Script computer on and and Script computer off?

Here’s my deal. I want to have a reference to a computer name and a switch associated with it. When the computer pings, I want it on. When it doesn’t ping I want it off. Here’s the thing though. When it’s off and I MANUALLY trigger it on, I want it to run a shell script I define. Similar to the turn_off on the wake_on_lan module. If it’s on and I MANUALLY switch it off, I want to run another script to turn off the computer. I tried this with success with the wake_on_lan module but won’t work for virtual machines that are off. Any help would be appreciated.

What hypervisor are you running? Hyper-V, VMware, VirtualBox, etc? I believe the latter two have the ability to enable WOL. You can look at this for Hyper-V

https://deploymentpros.wordpress.com/2016/11/28/wake-on-lan-for-hyper-v-guests/

Thanks for the reply. I am currently using VMware Workstation Pro 15.5. Note I did find one theoretical solution that hasn’t been updated since 2011 or something. It found all my virtuals but did not respond to WOL requests.

I wasn’t aware you could listen for WOL requests on one computer across multiple Mac Addresses but maybe there is a way to code something like this. A listener with hard coded addresses it listens for and scripts that trigger to launch a given virtual machine. Probably beyond the scope of HA. :slight_smile:

I saw that, but didn’t seem to have a CLI to it.
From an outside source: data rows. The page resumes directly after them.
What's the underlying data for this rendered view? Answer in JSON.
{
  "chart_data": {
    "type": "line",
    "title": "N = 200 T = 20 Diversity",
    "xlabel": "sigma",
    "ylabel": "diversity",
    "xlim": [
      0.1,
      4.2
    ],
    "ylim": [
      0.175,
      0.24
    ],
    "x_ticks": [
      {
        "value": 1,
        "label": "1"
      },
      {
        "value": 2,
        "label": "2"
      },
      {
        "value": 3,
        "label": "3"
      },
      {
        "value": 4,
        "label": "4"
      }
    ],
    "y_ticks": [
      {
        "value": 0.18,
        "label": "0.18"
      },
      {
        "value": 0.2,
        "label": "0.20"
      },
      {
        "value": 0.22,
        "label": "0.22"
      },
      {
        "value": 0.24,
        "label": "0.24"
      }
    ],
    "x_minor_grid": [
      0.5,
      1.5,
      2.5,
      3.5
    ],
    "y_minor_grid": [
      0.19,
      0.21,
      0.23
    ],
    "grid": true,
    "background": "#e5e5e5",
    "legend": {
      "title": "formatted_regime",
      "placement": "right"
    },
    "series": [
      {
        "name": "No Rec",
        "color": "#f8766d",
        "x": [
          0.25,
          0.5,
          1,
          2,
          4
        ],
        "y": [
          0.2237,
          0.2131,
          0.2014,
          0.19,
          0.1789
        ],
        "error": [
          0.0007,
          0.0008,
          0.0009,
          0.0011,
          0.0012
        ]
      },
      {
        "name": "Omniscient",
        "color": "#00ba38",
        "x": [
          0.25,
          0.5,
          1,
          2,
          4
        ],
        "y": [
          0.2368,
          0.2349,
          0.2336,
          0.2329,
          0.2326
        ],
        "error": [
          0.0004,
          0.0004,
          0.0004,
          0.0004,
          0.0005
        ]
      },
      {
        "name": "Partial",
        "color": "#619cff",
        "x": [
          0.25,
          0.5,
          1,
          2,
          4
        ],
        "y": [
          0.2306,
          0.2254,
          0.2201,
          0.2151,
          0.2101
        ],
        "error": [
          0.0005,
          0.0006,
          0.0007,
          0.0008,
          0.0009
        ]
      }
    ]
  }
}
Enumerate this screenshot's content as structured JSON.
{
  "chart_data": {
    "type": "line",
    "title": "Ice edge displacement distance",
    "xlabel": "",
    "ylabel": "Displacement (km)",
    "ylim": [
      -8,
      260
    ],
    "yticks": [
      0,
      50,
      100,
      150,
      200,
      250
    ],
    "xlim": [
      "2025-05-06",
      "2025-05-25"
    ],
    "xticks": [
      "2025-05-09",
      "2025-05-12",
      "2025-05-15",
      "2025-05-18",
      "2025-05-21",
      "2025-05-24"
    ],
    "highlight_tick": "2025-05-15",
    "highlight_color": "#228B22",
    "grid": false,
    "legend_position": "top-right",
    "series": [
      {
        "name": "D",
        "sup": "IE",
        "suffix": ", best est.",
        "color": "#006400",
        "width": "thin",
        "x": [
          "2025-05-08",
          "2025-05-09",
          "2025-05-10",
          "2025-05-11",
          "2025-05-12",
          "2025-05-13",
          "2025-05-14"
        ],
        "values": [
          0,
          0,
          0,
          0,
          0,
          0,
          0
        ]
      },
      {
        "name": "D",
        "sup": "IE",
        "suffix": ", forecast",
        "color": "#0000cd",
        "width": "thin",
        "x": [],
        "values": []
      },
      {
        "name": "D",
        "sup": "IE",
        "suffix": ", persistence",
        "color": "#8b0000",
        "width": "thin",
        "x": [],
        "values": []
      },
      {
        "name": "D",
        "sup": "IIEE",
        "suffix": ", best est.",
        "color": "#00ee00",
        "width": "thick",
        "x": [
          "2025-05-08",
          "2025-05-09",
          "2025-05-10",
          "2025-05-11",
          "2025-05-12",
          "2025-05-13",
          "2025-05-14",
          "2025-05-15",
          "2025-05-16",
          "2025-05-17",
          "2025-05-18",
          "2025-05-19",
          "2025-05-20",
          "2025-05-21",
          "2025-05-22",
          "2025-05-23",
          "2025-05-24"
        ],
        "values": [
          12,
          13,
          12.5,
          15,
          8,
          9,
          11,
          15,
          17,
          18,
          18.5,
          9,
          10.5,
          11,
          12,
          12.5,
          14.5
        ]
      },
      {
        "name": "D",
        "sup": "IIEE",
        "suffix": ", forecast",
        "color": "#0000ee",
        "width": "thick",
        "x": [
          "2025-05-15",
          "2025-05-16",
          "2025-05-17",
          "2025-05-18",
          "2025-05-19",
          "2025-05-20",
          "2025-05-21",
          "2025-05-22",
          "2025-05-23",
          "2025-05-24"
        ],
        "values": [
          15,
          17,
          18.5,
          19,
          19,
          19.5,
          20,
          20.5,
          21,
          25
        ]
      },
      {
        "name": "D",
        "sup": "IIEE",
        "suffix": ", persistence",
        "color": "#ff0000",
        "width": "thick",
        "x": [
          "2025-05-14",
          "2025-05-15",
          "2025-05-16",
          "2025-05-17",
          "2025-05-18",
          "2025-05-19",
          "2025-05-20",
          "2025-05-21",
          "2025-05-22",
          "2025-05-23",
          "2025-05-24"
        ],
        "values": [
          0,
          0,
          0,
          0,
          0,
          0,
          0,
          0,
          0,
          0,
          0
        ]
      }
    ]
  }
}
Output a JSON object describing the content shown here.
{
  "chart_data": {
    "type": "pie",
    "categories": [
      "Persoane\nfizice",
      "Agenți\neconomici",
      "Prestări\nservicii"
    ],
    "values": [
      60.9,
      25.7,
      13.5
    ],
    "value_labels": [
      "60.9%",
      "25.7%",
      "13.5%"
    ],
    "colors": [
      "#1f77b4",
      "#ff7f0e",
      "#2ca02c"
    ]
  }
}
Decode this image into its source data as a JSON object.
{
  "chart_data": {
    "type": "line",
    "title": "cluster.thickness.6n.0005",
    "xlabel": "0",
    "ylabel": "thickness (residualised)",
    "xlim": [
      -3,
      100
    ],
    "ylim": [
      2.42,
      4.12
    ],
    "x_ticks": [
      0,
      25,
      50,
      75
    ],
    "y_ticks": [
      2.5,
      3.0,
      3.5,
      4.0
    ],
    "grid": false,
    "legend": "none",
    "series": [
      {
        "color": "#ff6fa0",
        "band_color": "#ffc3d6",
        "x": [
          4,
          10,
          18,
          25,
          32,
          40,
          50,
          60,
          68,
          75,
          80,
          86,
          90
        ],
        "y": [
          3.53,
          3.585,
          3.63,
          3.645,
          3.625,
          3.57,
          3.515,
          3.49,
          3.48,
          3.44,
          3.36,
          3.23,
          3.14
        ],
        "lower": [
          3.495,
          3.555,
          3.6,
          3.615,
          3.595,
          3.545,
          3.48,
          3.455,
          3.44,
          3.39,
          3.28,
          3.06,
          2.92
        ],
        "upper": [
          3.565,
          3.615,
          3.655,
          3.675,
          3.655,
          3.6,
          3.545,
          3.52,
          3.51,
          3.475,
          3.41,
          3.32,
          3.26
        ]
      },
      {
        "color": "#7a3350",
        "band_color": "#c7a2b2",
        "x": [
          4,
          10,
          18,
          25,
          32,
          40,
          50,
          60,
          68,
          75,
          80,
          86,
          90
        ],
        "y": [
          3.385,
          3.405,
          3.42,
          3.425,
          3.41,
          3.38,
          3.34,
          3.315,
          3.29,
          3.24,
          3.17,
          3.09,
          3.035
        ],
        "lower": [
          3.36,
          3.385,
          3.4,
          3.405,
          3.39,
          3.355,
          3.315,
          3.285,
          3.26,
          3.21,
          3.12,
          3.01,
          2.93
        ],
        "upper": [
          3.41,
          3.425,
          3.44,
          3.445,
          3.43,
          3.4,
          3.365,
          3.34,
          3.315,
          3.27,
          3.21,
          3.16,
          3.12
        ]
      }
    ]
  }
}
Not seeing too much success with WOL and VMs

I am assuming your HA is on Linux.

You could run a MQTT on your Windows workstation: https://github.com/msiedlarek/winthing

Then setup a command in the winthing.ini to start the VM via VMware Workstation CLI: https://www.vmware.com/support/ws5/doc/ws_learning_cli_vmrun.html

So for the HA side, you could have a input_boolean switch that would it run a command to send a MQTT payload to the WinThing running on the PC that has VMware Workstation.

Thanks for the info. Going to absorb your response more when I get home from work. For reference the tool I referenced is odd. If I download their WOL client it actually works, sees the request and launches all be it hidden which is annoying. If I use another 3rd party app it doesn’t respond to it. This is both local so no firewall issues or anything. Not sure if it’s something to do with the apps if they are using the IP of the machine or the subnet to connect but when I would try it with their app it worked. When I tried it with the third party app with either 255.255.255.255 or 192.168.0.255 for the broadcast address or even the IP of the box, with the appropriate mac address of course, it would fail.

OK so that was interesting. So installed the above WOL app again. Installed a DOS command line app and did:

WolCmd.exe 000C2994370A 192.168.0.8 255.255.255.0 7

So basically:
Mac Address: 000C2994370A
IP of Host Server: 192.168.0.8
Broadcast Address: 255.255.255.0
Port: 7

It works so this shows it does indeed work. However in HA I do:

- platform: wake_on_lan
  name: "ServerName"
  mac: "00:0C:29:94:37:0A"
  host: 192.168.0.8
  broadcast_address: 255.255.255.0

Nothing happens. Now here’s the thing. The switch is in the on position already as the host server is obviously on that VMware is on. So I switch the switch off and on again. Nothing happens. Now is it actually even trying to send the command? No idea.

Geezes. I just figured it out. The default ports for WOL are 7 and 9. 7 being the usual primary one from what I can see. Looks like the HA WOL platform is hard coded to 9. I switched it in the app and it’s triggering now.